5 Things You Might Not Know About Bill Kreutzmann
Today we celebrate the birthday of Bill Kreutzmann, one of the drummers for The Grateful Dead and one of the members of the band who was there from the very beginning until the very end. In tribute to this fine gentleman, we’ve compiled a list of five things you might not know about him, although if you’ve picked up a copy of his book, Deal: My Three Decades of Drumming, Dreams, and Drugs with the Grateful Dead, then maybe you do know them. If you don’t, though, you’ll probably walk away from the piece with a profound desire to read the book in question, and you should absolutely go with that feeling.
1. He first met Jerry Garcia several years before they were in a band together.

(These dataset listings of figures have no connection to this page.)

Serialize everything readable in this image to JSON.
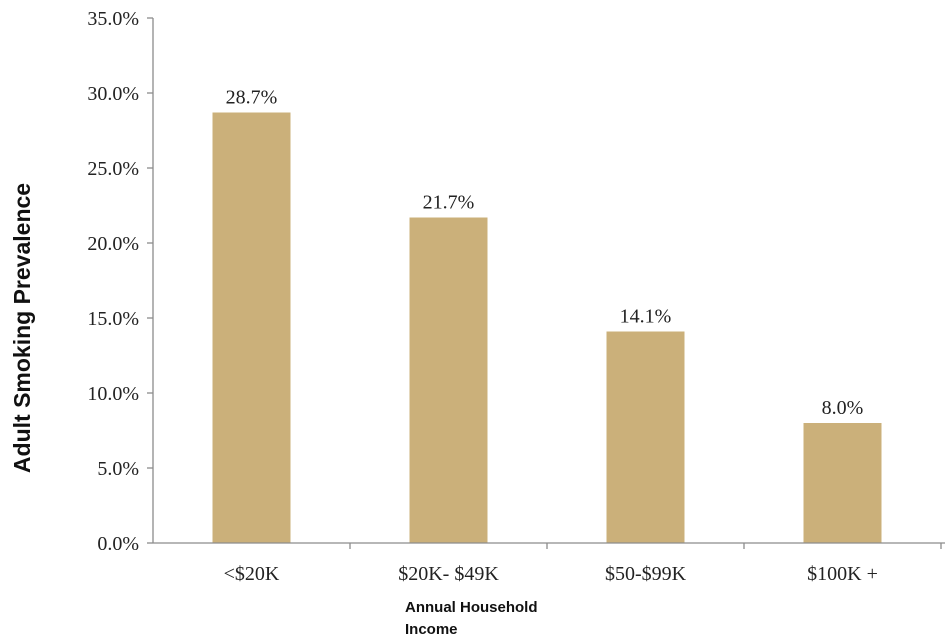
{
  "chart_data": {
    "type": "bar",
    "categories": [
      "<$20K",
      "$20K- $49K",
      "$50-$99K",
      "$100K +"
    ],
    "values": [
      28.7,
      21.7,
      14.1,
      8.0
    ],
    "data_labels": [
      "28.7%",
      "21.7%",
      "14.1%",
      "8.0%"
    ],
    "ylabel": "Adult Smoking Prevalence",
    "xlabel_lines": [
      "Annual Household",
      "Income"
    ],
    "ylim": [
      0,
      35
    ],
    "yticks": [
      0,
      5,
      10,
      15,
      20,
      25,
      30,
      35
    ],
    "ytick_labels": [
      "0.0%",
      "5.0%",
      "10.0%",
      "15.0%",
      "20.0%",
      "25.0%",
      "30.0%",
      "35.0%"
    ],
    "grid": false,
    "bar_color": "#cbb07a"
  }
}
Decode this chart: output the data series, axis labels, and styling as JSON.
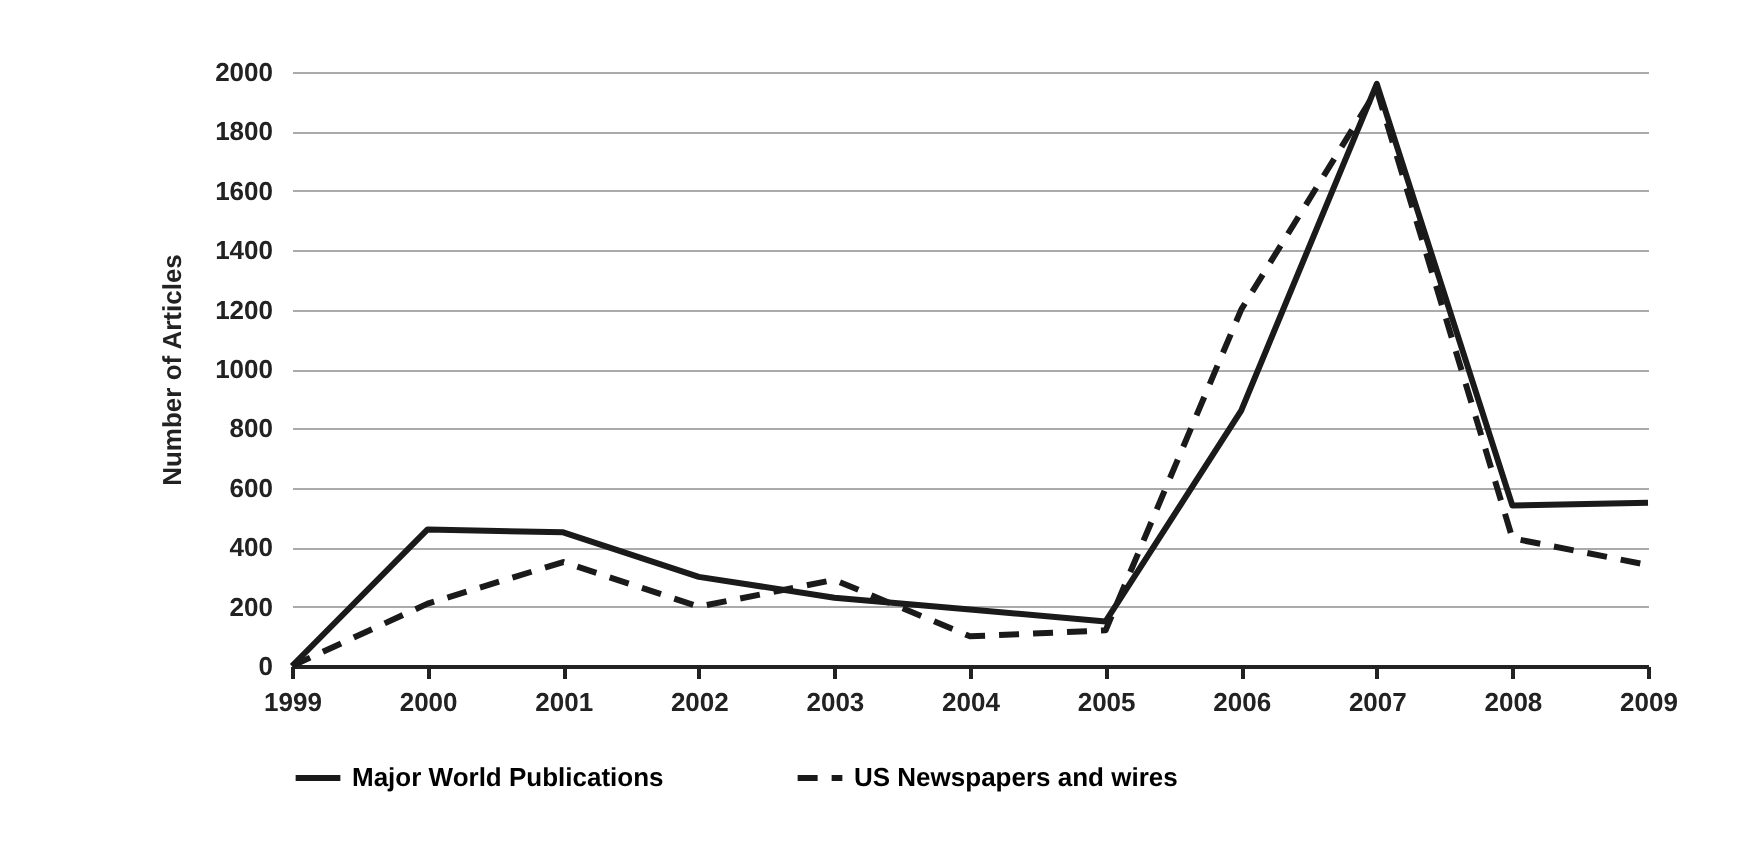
{
  "chart_data": {
    "type": "line",
    "ylabel": "Number of Articles",
    "categories": [
      "1999",
      "2000",
      "2001",
      "2002",
      "2003",
      "2004",
      "2005",
      "2006",
      "2007",
      "2008",
      "2009"
    ],
    "series": [
      {
        "name": "Major World Publications",
        "color": "#1a1a1a",
        "line_style": "solid",
        "values": [
          0,
          460,
          450,
          300,
          230,
          190,
          150,
          860,
          1960,
          540,
          550
        ]
      },
      {
        "name": "US Newspapers and wires",
        "color": "#1a1a1a",
        "line_style": "dashed",
        "values": [
          0,
          210,
          350,
          200,
          290,
          100,
          120,
          1200,
          1940,
          430,
          340
        ]
      }
    ],
    "ylim": [
      0,
      2000
    ],
    "yticks": [
      0,
      200,
      400,
      600,
      800,
      1000,
      1200,
      1400,
      1600,
      1800,
      2000
    ],
    "grid": "y",
    "legend": "bottom",
    "marker": "none"
  }
}
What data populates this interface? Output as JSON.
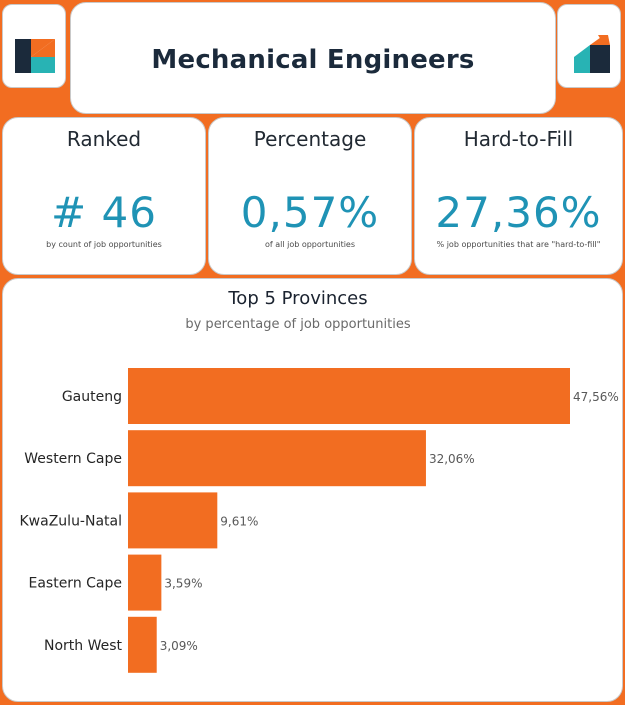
{
  "header": {
    "title": "Mechanical Engineers"
  },
  "logos": {
    "left_icon": "brand-logo-icon",
    "right_icon": "brand-logo-icon"
  },
  "kpis": [
    {
      "label": "Ranked",
      "value": "# 46",
      "sub": "by count of job opportunities"
    },
    {
      "label": "Percentage",
      "value": "0,57%",
      "sub": "of all job opportunities"
    },
    {
      "label": "Hard-to-Fill",
      "value": "27,36%",
      "sub": "% job opportunities that are \"hard-to-fill\""
    }
  ],
  "colors": {
    "accent": "#f26d21",
    "value_teal": "#1f93b5",
    "navy": "#1b2a3b",
    "logo_teal": "#28b3b4"
  },
  "chart_data": {
    "type": "bar",
    "orientation": "horizontal",
    "title": "Top 5 Provinces",
    "subtitle": "by percentage of job opportunities",
    "categories": [
      "Gauteng",
      "Western Cape",
      "KwaZulu-Natal",
      "Eastern Cape",
      "North West"
    ],
    "values": [
      47.56,
      32.06,
      9.61,
      3.59,
      3.09
    ],
    "value_labels": [
      "47,56%",
      "32,06%",
      "9,61%",
      "3,59%",
      "3,09%"
    ],
    "xlim": [
      0,
      47.56
    ],
    "grid": false,
    "legend": "none"
  }
}
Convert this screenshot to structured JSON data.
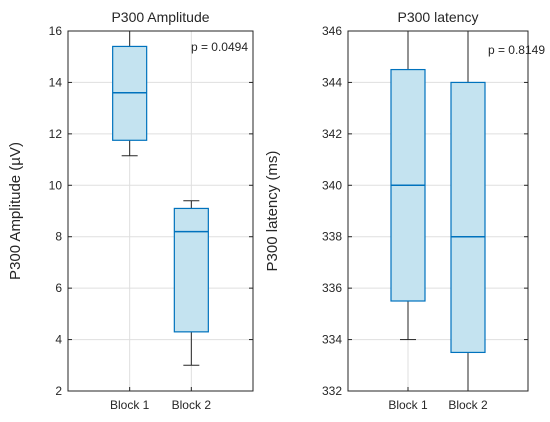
{
  "chart_data": [
    {
      "type": "box",
      "title": "P300 Amplitude",
      "ylabel": "P300 Amplitude (µV)",
      "xlabel": "",
      "categories": [
        "Block 1",
        "Block 2"
      ],
      "ylim": [
        2,
        16
      ],
      "yticks": [
        2,
        4,
        6,
        8,
        10,
        12,
        14,
        16
      ],
      "grid": true,
      "annotation": "p = 0.0494",
      "box_color": "#0072BD",
      "box_fill": "#c4e3f0",
      "boxes": [
        {
          "category": "Block 1",
          "min": 11.15,
          "q1": 11.75,
          "median": 13.6,
          "q3": 15.4,
          "max": 16.0
        },
        {
          "category": "Block 2",
          "min": 3.0,
          "q1": 4.3,
          "median": 8.2,
          "q3": 9.1,
          "max": 9.4
        }
      ]
    },
    {
      "type": "box",
      "title": "P300 latency",
      "ylabel": "P300 latency (ms)",
      "xlabel": "",
      "categories": [
        "Block 1",
        "Block 2"
      ],
      "ylim": [
        332,
        346
      ],
      "yticks": [
        332,
        334,
        336,
        338,
        340,
        342,
        344,
        346
      ],
      "grid": true,
      "annotation": "p = 0.8149",
      "box_color": "#0072BD",
      "box_fill": "#c4e3f0",
      "boxes": [
        {
          "category": "Block 1",
          "min": 334.0,
          "q1": 335.5,
          "median": 340.0,
          "q3": 344.5,
          "max": 346.0
        },
        {
          "category": "Block 2",
          "min": 332.0,
          "q1": 333.5,
          "median": 338.0,
          "q3": 344.0,
          "max": 346.0
        }
      ]
    }
  ]
}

In a 2015 interview with NPR, Kreutzmann told the tale of how he and Garcia first came into contact with each other. "My dad was going to play banjo and he never got into it, so he advertised in the Palo Alto newspaper: 'Banjo for sale,' " Kreutzmann says. "One night there's a knock on the door. I open the door and Jerry Garcia was standing there." It would be several more years before Garcia phoned up Kreutzmann to invite him to join The Warlocks, but it’s clear that their friendship was fated to be.
2. When he first started playing with The Warlocks, he sometimes had to use a fake ID to get into the venues.
Since everyone except for Jerry Garcia and Phil Lesh was still underage when they began their tenure with The Warlocks, a.k.a. the band that would, in short order, evolve into The Grateful Dead, they had to work out a way to actually enter the places they played that required entrants to be 21 years or older. “I was working at Behavior Research Labs out behind Stanford as a gofer -- I carried books for professors,” Kreutzmann told SFGate. “So I got access to their equipment and made these phony draft cards. I used Bill Sommers as my alias. We didn't care about drinking. We just wanted to get into places where you could play music for people.”
3. He hated the band’s name…and he wasn’t the only member who did.
In an interview with Conan O’Brien, Kreutzmann referred to The Warlocks as having “a really bad name,” but as far as he was concerned, it only got worse when they changed it to The Grateful Dead. “Bob [Weir] and I hated it,” he said. “We argued for hours after that. ‘How can you call a band The Grateful Dead and be successful?’ Bill Graham thought the same thing. He wouldn’t bill us as The Grateful Dead.” O’Brien asked him sarcastically, “When did you become convinced? Was it about three years ago?” “I think it was when I walked out here,” replied Kreutzmann. “About a minute and a half ago!”
4. He once spent 10 days in jail for growing marijuana.
In discussing his stint in the slammer with Alan Paul, Kreutzmann downplayed the experience. “Those 10 days weren’t so bad,” he said. “I walked in and some guy handed me a pill, smack or something I didn’t really do, and I just popped it and went to sleep for two days. It went by very fast and I didn’t give a shit. There was a guy in there who knew me and liked the band, so he passed me down burgers at 3 in the morning when I was starving.”
5. He once watched John Belushi doing cartwheels onstage during a Dead show.
In a chat with Aron Magner of the Disco Biscuits, Kreutzmann spun a story about how Belushi turned up at the Dead’s show at the Capitol Theater in Westchester, New York and asked if he could sit in during “U.S. Blues” and sing on the chorus. When Kreutzmann told the rest of the band, everyone in the band was cool with it except for Lesh, who vetoed it, and when Kreutzmann broke the bad news to Belushi, the SNL star said, “It’s cool!” When the band hit “U.S. Blues” in the set, however, Belushi launched into a series of cartwheels and landed on his feet at the microphone just in time for the chorus. Everybody in the band was cracking up…except for Lesh. “John just did what he wanted to do,” shrugged Kreutzmann. “I was just along for the ride!”